I ate at Grande Provence last year and enjoyed classic, tasty, and pretty dishes, however, on my most recent visit I was quite blown away by the standard of food and exciting move in direction from the new chef.

Quiet spoilt; we were treated to two starters, two mains, and a dessert each. I would recommend ordering the usual three-course meal however, as I felt quite devastated I couldn’t clear my plate for each course (it was that good), doing so would have resulted in popped buttons and undignified waddling.

The menu is fairly small yet varied and I believe you really can’t make a wrong choice here.

We both chose the fish as a starter: trout for my fiancé and tuna for myself. The gin cured Franschhoek trout with sweet and sour cucumber, dill crème, and grapefruit foam is a beautifully light and fresh dish, it's served cold so I would suggest it's better suited to spring and summer dining then autumnal feasting. The charred yellowfin tuna with miso, labneh, black garlic, and charred cauliflower is much more robust with a beautiful blend of complementary flavours.

Autumnal eating

Luckily for us, we were also treated to the cold roast beef sirloin starter as recommended by Chef Bennet. This comes with pinenut, mustard, braised beef kromeski (a croquette), Boland cheddar crisp and sticky and sweet shallots. We both declared this starter our favourite, comforting yet exciting and so flavourful, it totally hit the spot.

This was then followed by additional main: the potato gnocchi served with cauliflower, peanut crunch, spinach, fior de latte mozzarella, broccoli and pickled carrot. Light pillowy gnocchi, complimented by the soft and creamy mozzarella and balanced by the crunchy pickled carrot, delicious and such a great option for veggies.

For main, I chose the pork belly with pearl-like crackling, kromeski, carrot textures, gooseberries and a masala sauce. Sweet and succulent I absolutely adored this course, while my fiancé preferred his rich braised Karoo lamb neck with sweetbread, butternut squash, dukkha, and BBQ jus.

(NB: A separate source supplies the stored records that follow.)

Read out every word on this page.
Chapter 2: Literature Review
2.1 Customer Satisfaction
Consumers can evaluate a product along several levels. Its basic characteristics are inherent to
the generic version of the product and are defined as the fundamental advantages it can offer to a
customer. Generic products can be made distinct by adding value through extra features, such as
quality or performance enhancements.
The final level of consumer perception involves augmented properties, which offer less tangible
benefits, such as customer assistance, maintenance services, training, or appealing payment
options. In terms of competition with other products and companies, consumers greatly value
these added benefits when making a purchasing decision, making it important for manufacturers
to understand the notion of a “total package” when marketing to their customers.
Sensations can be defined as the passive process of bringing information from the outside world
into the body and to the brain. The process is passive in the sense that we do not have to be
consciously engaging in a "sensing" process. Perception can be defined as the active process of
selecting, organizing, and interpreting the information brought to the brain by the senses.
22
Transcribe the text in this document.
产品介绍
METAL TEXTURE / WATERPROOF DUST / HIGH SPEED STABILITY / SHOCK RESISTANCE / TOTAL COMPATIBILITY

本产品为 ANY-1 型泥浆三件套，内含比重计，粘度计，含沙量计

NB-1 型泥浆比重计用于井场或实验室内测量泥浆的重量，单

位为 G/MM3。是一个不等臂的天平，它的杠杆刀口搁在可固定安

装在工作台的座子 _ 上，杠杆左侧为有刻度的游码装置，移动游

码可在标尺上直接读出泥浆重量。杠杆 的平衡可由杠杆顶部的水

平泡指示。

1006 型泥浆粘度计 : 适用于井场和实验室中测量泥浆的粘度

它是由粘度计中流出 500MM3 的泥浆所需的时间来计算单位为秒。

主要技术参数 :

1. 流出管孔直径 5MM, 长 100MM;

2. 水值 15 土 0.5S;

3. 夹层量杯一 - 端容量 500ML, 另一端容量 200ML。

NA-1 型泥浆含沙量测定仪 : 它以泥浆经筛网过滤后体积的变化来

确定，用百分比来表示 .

After a much-needed stroll around the estate, which includes the wine tasting area, gallery, shop, and oyster bar we settled down to dessert and final course.

Sweet endings

I chose the honey parfait with macadamia crumble, passion fruit sorbet and dehydrated pear slices. Even though it’s a cold dish, because of the parfait and sorbet, the flavours incorporated are so toasty and comforting it does well as a winter option. I was truly sad I couldn’t finish it, due to an almost breaking point belly. For chocolate lovers, the 70% Valrhona fondant with peanut ice cream, apricot puree, fresh raspberries and a sesame cracker is a no-brainer. Rich, warm, and oozy; it was the perfect fondant.

Dining at Grande Provence is such a treat and with such a cracking new menu now is the perfect time to make a winter Winelands getaway to this beautiful heritage estate.

Lunch is served ala carte and dinner is R450 per person for a three-course meal and R550 per person for a a four-course meal.